"L'oragé", de Douna Loup
On attendait avec impatience ce troisième roman (1), tant la singularité, la musicalité et la vitalité de l'écriture du précédent, Les lignes de ta paume , semblait prometteuse, d'autant plus que Douna Loup avait annoncé un sujet la laissant "plus libre sur le plan de l'imaginaire". Et L'oragé comble, et dépasse même, les attentes.

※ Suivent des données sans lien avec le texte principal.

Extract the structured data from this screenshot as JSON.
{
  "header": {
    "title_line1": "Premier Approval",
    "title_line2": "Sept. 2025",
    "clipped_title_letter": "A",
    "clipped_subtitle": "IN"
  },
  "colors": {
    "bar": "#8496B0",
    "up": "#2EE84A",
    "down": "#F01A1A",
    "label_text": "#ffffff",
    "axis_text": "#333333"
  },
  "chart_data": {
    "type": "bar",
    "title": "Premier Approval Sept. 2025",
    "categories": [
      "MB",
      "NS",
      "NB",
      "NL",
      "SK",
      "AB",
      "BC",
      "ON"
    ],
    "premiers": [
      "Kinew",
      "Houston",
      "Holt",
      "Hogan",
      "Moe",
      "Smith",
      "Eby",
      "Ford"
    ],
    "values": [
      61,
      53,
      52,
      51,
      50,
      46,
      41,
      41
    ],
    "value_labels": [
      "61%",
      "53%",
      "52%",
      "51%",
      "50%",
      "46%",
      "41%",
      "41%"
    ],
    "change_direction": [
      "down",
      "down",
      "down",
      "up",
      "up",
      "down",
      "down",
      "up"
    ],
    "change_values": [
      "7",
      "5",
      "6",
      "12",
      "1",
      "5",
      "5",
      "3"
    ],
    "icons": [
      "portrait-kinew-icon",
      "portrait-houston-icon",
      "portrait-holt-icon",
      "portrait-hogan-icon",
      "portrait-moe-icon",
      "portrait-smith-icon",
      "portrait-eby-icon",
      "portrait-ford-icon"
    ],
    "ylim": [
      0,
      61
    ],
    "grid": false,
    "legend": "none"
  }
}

Si cette fiction poétique rend hommage à Jean-Joseph Rabearivelo (2), ce "prince des poètes malgaches"(3) grand admirateur de Baudelaire (4) qui vécut à Madagascar au début des années 1900, à l'apogée de la période coloniale, elle n'a rien d'un roman biographique. D'ailleurs l'auteure, s'intéressant surtout au chemin de l'eau souterraine vers sa résurgence et au passage «de l'orage au soleil», commence par s'attarder sur r ce «continent d'enfance, cette évidence des premières années restées sans clôtures», et arrête son parcours dès qu'il «marche en poète», n'abordant pas les treize dernières années de sa courte vie qui s'achèvera par un suicide.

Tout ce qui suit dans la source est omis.